Star Trek meets Cloud Storage.

How many times have you seen something like this on TV?  The U.S.S. Enterprise has discovered a new world that once was inhabited.  Kirk, Spock, Scotty, and Bones beam down to examine an ancient culture center.  In their searching, they discover a cache of large crystals and a device that looks like it will accept them.  Spock takes a crystal, puts it in the device, ancient machinery whirrs into action and a hologram appears showing the history of this ancient civilization.  This not only makes for good TV, it also exposes a real problem creeping into todays increasingly cloud based world.  How do you store information long term, particularly where the cloud is center stage?

Crystals!

Almost.  In this case, quartz glass.  If you haven’t heard of it yet, please allow me to introduce you to Microsoft’s Project Silica.  It employs recent discoveries in ultrafast laser optics to store data in quartz glass by using femtosecond lasers, and building a completely new storage system designed from scratch around this technology. The process opens up an incredibly exciting opportunity to challenge and completely re-think traditional storage system design, and to co-design the future hardware and software infrastructure for the cloud.

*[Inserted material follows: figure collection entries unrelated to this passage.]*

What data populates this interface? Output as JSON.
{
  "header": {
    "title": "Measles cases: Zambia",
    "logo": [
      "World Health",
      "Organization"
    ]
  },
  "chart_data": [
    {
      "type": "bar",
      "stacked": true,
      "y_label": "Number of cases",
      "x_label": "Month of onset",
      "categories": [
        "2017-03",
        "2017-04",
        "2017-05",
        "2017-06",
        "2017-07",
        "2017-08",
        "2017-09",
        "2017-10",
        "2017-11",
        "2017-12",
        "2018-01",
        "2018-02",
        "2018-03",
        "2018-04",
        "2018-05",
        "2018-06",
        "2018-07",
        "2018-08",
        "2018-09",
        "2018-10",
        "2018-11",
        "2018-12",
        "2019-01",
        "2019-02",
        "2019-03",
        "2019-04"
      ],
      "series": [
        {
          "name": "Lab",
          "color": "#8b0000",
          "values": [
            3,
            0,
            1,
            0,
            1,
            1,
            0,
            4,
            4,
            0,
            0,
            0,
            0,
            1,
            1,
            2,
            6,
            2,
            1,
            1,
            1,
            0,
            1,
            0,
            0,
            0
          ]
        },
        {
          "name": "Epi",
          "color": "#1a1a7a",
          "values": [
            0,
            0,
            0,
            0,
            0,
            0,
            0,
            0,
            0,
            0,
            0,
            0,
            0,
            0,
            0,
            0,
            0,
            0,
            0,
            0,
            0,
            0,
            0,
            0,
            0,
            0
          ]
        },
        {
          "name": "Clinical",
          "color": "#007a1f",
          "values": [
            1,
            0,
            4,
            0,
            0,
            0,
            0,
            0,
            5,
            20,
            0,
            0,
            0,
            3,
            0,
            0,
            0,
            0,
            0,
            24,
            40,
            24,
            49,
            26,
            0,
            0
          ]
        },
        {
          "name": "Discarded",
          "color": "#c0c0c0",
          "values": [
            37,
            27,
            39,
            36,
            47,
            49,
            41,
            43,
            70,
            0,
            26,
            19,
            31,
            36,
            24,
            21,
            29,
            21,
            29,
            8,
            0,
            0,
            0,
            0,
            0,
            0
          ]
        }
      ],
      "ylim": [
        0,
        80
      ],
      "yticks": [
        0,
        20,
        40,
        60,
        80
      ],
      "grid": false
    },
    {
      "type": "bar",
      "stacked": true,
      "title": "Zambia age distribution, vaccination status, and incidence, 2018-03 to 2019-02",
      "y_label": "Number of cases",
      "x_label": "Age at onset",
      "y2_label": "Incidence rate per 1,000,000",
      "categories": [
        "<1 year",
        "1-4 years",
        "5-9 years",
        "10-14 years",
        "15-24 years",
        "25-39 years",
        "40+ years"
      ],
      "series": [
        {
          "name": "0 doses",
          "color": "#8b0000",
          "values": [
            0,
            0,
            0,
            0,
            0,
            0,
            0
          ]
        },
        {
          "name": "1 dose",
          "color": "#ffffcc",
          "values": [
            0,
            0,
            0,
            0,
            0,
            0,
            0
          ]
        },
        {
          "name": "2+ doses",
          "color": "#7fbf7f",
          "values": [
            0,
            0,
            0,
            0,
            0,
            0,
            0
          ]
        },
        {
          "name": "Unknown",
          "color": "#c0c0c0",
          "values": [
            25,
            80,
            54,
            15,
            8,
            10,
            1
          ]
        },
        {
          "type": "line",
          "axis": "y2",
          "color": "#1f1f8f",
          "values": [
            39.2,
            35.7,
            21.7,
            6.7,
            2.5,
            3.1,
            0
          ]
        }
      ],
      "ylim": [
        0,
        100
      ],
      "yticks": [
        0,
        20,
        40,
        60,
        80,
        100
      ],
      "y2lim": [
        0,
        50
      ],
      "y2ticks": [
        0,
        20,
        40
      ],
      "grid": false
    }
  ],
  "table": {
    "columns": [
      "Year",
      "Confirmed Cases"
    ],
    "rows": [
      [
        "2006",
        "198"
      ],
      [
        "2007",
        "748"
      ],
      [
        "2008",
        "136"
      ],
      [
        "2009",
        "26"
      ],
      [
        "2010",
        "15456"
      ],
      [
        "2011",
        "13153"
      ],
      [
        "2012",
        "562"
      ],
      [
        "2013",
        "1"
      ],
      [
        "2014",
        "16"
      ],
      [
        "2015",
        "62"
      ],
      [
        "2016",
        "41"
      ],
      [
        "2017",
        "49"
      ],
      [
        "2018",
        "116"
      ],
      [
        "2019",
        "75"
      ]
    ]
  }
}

As a proof of concept test for Project Silica, Microsoft collaborated with Warner Bros. to store the 1978 movie Superman on a piece of this glass, which measures 75-by-75mm and is just 2mm thick. It's about the same size as a drink coaster.  The movie is stored by encoding the data with an infrared laser and creating "layers of three-dimensional nanoscale gratings and deformations at various depths and angles." Reading the data from the glass requires machine learning algorithms that can decode "images and patterns that are created as polarized light shines through the glass."  Unlike storage mediums designed to work with desktop computers and mobile devices, Project Silica is designed to work with the resources offered by the cloud.  Here’s a short video on the process, please have a look:

While it sounds complicated, the upside is how robust this write-once storage medium is. Microsoft claims the glass can be boiled in water, baked at 500 degrees in an oven, blasted in a microwave, and demagnetized, but the data it contains will survive. The lifetime is also incredibly long and measured in thousands of years.

Superman?

Warner Bros. may sound like an unusual first partner, and so does Superman for a first storage experiment, but it makes sense if you look at a bit of history. In the 1940s, the Superman radio serials were recorded.  To their surprise and delight, Warner Bros. archivists recently discovered they had been stored on record-sized pieces of glass, with the bonus being they still play today! As such, it is rather fitting that the Superman movie be stored on a piece of glass to ensure it remains playable into the future, just like the old radio serials.

Clearly Microsoft is hoping Project Silica becomes the archival medium of the future, we could one day see all movie and TV studios transferring their content to glass. However, archiving is only one piece of the storage puzzle and we still need other solutions to help cope with the staggering amount of data we create every day. Here too, Microsoft is working on a solution, only instead of glass it relies on DNA.